Prospective forecasts of annual dengue hemorrhagic fever incidence in Thailand, 2010–2014

Significance Dengue hemorrhagic fever poses a major problem for public health officials in Thailand. The number and location of cases vary dramatically from year to year, which makes planning prevention and treatment activities before the dengue season difficult. We develop statistical models with biologically motivated covariates to make forecasts for each Thai province every year. The forecasts from our models have less error than those of a baseline model on out-of-sample data. Furthermore, the forecasts from a model based on incidence occurring before the start of the rainy season successfully order provinces by outbreak risk. These early, accurate forecasts of dengue hemorrhagic fever incidence could help public health officials determine where to allocate their resources in the future. Dengue hemorrhagic fever (DHF), a severe manifestation of dengue viral infection that can cause severe bleeding, organ impairment, and even death, affects between 15,000 and 105,000 people each year in Thailand.

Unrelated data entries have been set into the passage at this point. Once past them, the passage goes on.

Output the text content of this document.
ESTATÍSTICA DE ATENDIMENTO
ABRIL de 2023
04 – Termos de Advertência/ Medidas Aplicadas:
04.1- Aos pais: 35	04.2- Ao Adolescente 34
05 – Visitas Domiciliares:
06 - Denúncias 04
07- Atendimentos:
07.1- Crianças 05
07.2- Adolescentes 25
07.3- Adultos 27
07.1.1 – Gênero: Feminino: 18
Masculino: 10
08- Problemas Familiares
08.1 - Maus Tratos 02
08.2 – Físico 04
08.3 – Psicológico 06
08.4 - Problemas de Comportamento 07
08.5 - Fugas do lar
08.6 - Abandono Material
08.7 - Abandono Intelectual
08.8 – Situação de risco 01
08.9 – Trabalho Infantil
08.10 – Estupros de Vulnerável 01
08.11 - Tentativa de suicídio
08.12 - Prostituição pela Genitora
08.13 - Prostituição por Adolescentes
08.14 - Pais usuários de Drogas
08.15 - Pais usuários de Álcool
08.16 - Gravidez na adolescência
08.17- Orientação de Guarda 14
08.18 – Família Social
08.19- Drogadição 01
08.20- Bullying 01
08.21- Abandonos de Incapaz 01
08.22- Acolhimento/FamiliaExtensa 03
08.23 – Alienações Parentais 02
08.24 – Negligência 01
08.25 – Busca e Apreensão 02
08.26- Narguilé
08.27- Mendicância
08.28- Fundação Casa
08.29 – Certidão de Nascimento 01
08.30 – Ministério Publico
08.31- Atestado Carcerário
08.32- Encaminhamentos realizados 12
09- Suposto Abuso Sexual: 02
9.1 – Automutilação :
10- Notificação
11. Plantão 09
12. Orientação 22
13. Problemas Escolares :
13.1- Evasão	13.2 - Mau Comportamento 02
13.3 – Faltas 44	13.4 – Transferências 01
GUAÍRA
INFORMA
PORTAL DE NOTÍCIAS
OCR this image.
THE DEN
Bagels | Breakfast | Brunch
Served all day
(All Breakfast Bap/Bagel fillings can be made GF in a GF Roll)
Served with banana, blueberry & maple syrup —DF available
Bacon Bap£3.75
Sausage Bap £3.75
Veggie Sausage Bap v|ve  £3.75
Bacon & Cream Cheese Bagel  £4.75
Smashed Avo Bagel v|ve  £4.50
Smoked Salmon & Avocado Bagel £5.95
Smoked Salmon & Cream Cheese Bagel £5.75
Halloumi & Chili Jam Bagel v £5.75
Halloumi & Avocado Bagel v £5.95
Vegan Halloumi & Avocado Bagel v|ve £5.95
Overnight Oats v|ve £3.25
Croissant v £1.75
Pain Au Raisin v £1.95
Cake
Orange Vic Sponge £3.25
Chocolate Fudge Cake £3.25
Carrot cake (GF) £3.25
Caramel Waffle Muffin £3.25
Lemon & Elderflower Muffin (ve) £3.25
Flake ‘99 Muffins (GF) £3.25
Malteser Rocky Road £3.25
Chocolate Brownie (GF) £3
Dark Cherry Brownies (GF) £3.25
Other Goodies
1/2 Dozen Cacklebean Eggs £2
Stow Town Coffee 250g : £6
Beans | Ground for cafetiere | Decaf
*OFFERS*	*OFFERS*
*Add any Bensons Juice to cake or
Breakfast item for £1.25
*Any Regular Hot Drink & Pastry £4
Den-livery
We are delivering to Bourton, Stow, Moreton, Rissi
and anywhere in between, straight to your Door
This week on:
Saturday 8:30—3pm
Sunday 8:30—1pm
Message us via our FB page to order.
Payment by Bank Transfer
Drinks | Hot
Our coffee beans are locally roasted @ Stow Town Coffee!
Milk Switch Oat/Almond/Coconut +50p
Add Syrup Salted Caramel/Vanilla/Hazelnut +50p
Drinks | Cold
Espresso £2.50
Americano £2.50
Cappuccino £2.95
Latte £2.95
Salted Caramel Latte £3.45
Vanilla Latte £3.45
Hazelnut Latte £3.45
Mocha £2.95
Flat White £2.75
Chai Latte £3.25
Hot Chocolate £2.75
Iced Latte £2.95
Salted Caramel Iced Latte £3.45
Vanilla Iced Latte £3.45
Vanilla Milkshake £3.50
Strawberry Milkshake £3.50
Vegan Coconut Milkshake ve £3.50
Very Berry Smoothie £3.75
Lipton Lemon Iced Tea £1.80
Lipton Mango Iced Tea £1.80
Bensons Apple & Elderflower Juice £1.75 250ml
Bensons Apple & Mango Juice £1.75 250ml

While all Thai provinces experience at least one DHF case most years, the distribution of cases shifts regionally from year to year. Accurately forecasting where DHF outbreaks occur before the dengue season could help public health officials prioritize public health activities. We develop statistical models that use biologically plausible covariates, observed by April each year, to forecast the cumulative DHF incidence for the remainder of the year. We perform cross-validation during the training phase (2000–2009) to select the covariates for these models. A parsimonious model based on preseason incidence outperforms the 10-y median for 65% of province-level annual forecasts, reduces the mean absolute error by 19%, and successfully forecasts outbreaks (area under the receiver operating characteristic curve = 0.84) over the testing period (2010–2014). We find that functions of past incidence contribute most strongly to model performance, whereas the importance of environmental covariates varies regionally. This work illustrates that accurate forecasts of dengue risk are possible in a policy-relevant timeframe.